Amid the prevalence of African Swine Fever (ASF), state-run lender Land Bank of the Philippines (LANDBANK) has doubled its credit commitment to the local swine industry from P15 billion to P30 billion.
This, according to the bank, will help local pork producers and feed millers to repopulate and stay in operations amid ASF.
The move came after Finance Secretary and LANDBANK Chairman Carlos Dominguez III ordered the state lender to double its support for hog raisers, feed millers, and other industry players dealing with supply shortfalls and retail price spirals of pork products.
“The LANDBANK is taking steps to ease the supply and price pressures with additional funding support for distressed stakeholders, as the steep rise in pork prices is partly responsible for the current elevated inflation that has exacerbated the daily woes of Filipino consumers amid the pandemic,” Dominguez said.
The funds will be available under the LANDBANK SWINE (Special Window and Interim Support to Nurture Hog Enterprises) Lending Program for commercial hog raisers registered as cooperatives or farmers’ associations, small and medium enterprises (SMEs), and large enterprises or corporations.
In March this year, LANDBANK partnered with the Department of Agriculture (DA), launched the SWINE Lending Program to support the local hog industry amid threats from the ASF outbreak and assist hog raisers in sustaining and increasing pork production.
As of April 15, LANDBANK said it was already processing six loan applications under this program. The applications, with a combined requirement of P2.96 billion, came from different areas in the country, namely Tarlac, Cavite, Rizal, Bukidnon, and South Cotabato.
Loans under this program shall be used for swine production, which includes the acquisition or importation of semen or breeding animals; feed milling operations; the construction, improvement, or retrofitting of necessary facilities that are compliant to biosecurity protocols of DA, the industry, or integrators; acquisition of fixed assets; and as working capital.
Eligible borrowers may avail of a short-term loan line or a term loan for up to 80 percent of their total project cost or financing requirement, with an affordable fixed interest rate of 3 percent per annum for three years, subject to annual repricing thereafter.

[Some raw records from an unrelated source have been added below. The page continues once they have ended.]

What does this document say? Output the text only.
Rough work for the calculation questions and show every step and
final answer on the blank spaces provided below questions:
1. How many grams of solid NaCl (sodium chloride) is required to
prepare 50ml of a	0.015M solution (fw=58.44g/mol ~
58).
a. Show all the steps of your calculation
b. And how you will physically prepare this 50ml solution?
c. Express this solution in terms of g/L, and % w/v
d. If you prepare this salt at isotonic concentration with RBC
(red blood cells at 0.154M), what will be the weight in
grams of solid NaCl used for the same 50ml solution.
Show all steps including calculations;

Under the program, short-term loans have a tenor of one year; term loan for permanent working capital is payable up to five years; and fixed asset acquisition is payable based on the cash flow or payback period of the project, with a grace period on the principal and interest.
The DA, for its part, will provide the list of eligible program borrowers and assist them in the preparation of a business plan, enrollment in the Philippine Crop Insurance Corp. (PCIC), and in securing necessary permits.
The DA will also provide loan recipients trainings on biosecurity management and breeding or rearing of hogs, while engaging the services of different organizations in capability building and implementation of biosecurity protocols.
Dominguez’ recent directive to LANDBANK came after local hog raisers and farmers’ groups expressed concerns against the government’s move to cut tariff on imported pork, which was done in a bid to bring down the cost of the commodity.
Since the start of this year, the price of pork has been on an uptrend. It only went down during the first few weeks of the implementation of price cap under Executive Order (EO) 124, but it eventually trended higher again.
EO 124, which took effect on February 8 and expired on April 8, imposed a price ceiling of P270 per kilogram (/kg) for pork kasim and P300/kg for pork liempo.
As of Tuesday, the prevailing price of pork kasim at select markets in Metro Manila stood at P370/kg, while it is P380/kg for pork liempo, based on DA’s price monitoring report.
To ease the burden of local producers and sellers, the government didn’t extend EO 124, and decided that the price ceiling that has been imposed under this EO will only be applied to imported pork.
At the same time, in hopes to augment pork imports, President Duterte signed EO 128, which reduced import tariff for fresh, chilled or frozen pork both outside and under the minimum access volume (MAV) quota.
National Economic Development Authority (NEDA) Undersecretary Mercedita Sombilla said such a move will bring down local pork prices from the current P400/kg to P224/kg.
But Kilusang Magbubukid ng Pilipinas (KMP) did not buy the estimates, pointing out that pork prices continued to increase even during peaks in pork importation, such as in 2010, 2014, and 2018.